42.50. ML logistic regression - assignment 1#

42.50.1. Build classification models:Predict the price range#

In this lab, we will learn about classification where the task is to predict the class or category. Both regression and classification are the main two types of supervised learning.

42.50.2. 1. Problem Formulation#

Let’s say you have an idea of a revolutionary mobile phone and you want to establish a start up, but you know little about the price of the mobile phones. You are interested in learning that!

Fortunately, there is this mobile dataset on Kaggle that you can use to learn about the price ranges of mobiles based on their features such as wifi & bluetooth supports etc…

So, to make it simple, you have a dataset containing the features of mobiles and the problem is to predict the price range, not the exact price.

42.50.3. 2. Finding the Data#

The data that we are going to use is found on Kaggle.

Here are the details of the features. It is 21 features. The target feature is price range and it has four price ranges: 0(low cost), 1(medium cost), 2(high cost) and 3(very high cost).

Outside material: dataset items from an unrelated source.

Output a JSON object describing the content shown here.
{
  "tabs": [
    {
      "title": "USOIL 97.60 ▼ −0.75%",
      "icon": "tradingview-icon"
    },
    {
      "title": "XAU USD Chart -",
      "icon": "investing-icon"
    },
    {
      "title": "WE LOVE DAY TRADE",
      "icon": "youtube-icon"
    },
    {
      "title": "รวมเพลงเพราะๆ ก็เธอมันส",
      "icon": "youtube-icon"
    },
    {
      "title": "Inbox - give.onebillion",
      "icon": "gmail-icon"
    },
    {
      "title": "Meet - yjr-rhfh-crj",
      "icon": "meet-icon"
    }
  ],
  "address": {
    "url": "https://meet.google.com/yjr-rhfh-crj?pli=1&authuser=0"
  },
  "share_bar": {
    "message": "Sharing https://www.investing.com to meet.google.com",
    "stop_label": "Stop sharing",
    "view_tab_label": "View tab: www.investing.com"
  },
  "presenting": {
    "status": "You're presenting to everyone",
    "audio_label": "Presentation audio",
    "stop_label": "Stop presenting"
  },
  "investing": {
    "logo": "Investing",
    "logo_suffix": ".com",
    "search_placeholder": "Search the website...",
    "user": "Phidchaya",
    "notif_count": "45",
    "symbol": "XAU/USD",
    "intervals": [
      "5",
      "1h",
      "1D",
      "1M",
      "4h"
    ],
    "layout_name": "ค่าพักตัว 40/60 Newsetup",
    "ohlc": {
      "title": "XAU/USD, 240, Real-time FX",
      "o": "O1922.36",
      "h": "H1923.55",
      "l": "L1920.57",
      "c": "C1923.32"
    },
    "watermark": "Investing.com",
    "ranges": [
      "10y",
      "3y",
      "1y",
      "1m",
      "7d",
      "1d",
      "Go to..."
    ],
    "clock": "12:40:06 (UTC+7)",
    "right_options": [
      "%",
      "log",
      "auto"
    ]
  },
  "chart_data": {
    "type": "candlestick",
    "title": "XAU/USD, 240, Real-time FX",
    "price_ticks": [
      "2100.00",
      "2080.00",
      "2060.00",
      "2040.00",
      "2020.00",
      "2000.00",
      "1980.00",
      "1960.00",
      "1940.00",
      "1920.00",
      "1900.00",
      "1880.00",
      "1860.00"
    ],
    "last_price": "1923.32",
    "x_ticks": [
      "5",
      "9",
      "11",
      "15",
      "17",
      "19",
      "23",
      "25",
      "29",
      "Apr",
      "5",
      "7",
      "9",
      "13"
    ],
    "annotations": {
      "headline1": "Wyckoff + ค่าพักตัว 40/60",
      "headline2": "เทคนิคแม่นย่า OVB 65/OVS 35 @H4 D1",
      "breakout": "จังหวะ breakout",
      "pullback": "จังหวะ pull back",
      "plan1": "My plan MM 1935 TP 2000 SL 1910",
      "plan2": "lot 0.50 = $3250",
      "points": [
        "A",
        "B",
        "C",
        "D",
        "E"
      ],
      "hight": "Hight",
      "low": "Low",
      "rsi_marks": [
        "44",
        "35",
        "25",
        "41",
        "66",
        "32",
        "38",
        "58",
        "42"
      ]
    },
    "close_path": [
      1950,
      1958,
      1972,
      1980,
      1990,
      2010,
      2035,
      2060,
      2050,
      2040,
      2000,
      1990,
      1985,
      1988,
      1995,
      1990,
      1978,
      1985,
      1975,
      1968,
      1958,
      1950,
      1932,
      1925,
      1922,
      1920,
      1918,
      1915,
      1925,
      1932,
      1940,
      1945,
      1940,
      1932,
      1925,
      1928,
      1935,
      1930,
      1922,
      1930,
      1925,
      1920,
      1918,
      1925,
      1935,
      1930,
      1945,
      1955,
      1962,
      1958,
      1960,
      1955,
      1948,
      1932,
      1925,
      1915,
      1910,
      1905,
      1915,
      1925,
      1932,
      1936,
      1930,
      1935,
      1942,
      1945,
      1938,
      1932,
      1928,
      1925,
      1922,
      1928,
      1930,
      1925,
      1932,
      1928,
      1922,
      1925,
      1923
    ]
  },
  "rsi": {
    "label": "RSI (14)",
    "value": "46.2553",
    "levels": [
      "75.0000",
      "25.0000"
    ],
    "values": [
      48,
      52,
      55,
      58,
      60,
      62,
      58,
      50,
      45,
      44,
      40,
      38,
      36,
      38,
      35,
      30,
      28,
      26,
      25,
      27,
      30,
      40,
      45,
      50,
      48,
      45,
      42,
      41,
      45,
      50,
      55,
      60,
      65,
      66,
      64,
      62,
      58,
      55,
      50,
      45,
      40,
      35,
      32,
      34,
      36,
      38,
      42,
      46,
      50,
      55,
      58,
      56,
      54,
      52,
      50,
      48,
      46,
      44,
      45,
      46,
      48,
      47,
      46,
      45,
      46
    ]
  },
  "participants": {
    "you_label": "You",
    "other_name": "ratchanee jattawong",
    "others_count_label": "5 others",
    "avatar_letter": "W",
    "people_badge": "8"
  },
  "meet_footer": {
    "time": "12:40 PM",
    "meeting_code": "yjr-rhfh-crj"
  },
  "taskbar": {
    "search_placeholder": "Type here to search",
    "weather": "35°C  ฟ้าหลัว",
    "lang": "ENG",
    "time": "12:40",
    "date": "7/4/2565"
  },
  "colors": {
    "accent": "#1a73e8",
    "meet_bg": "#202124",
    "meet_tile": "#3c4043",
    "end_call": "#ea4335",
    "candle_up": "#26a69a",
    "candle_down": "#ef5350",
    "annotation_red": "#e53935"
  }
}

  • batter_power: Total energy a battery can store in one time measured in mAh

  • blue: Has bluetooth or not

  • clock_speed: speed at which microprocessor executes instructions

  • dual_sim: Has dual sim support or not

  • fc: Front Camera mega pixels

  • four_g: Has 4G or not

  • int_memory: Internal Memory in Gigabytes

  • m_dep: Mobile Depth in cm

  • mobile_wt: Weight of mobile phone

  • n_cores: Number of cores of processor

  • pc: Primary Camera mega pixels

  • px_height: Pixel Resolution Height

  • px_width: Pixel Resolution Width

  • ram: Random Access Memory in Mega Bytes

  • sc_h: Screen Height of mobile in cm

  • sc_w: Screen Width of mobile in cm

  • talk_time: longest time that a single battery charge will last when you are talking

  • three_g: Has 3G or not

  • touch_screen: Has touch screen or not

  • wifi: Has wifi or not

  • price_range: This is the target variable with value of 0(low cost), 1(medium cost), 2(high cost) and 3(very high cost).

Let’s download the data.

import urllib.request 
import pandas as pd

train_data_path = 'https://raw.githubusercontent.com/nyandwi/public_datasets/master/mobile_price_train.csv'
test_data_path = 'https://raw.githubusercontent.com/nyandwi/public_datasets/master/mobile_price_test.csv'


def download_read_data(path):
    

    """
    Function to retrieve data from the data paths
    And to read the data as a pandas dataframe
    """ 
    
    # Only retrieve the directory of the data

    data_path =  urllib.request.urlretrieve(path)[0]
    data = pd.read_csv(str(data_path))

    return data
# Getting train data 

mobile_train = download_read_data(train_data_path)
mobile_train.head(5)
# Getting test data 

mobile_test = download_read_data(test_data_path)
mobile_test.head(2)
# Looking at tail (last rows) of the data 

mobile_train.tail()
mobile_train.info()
# Checking the number of data points/size of the data
print('The size of training data is: {} \nThe size of testing data is: {}'.format(len(mobile_train), len(mobile_test)))
# Checking the number of features
len(mobile_train.columns)

Now that we have our data, it’s time to do exploratory analysis, trying to find the insights that can be helpful in our analysis & modelling.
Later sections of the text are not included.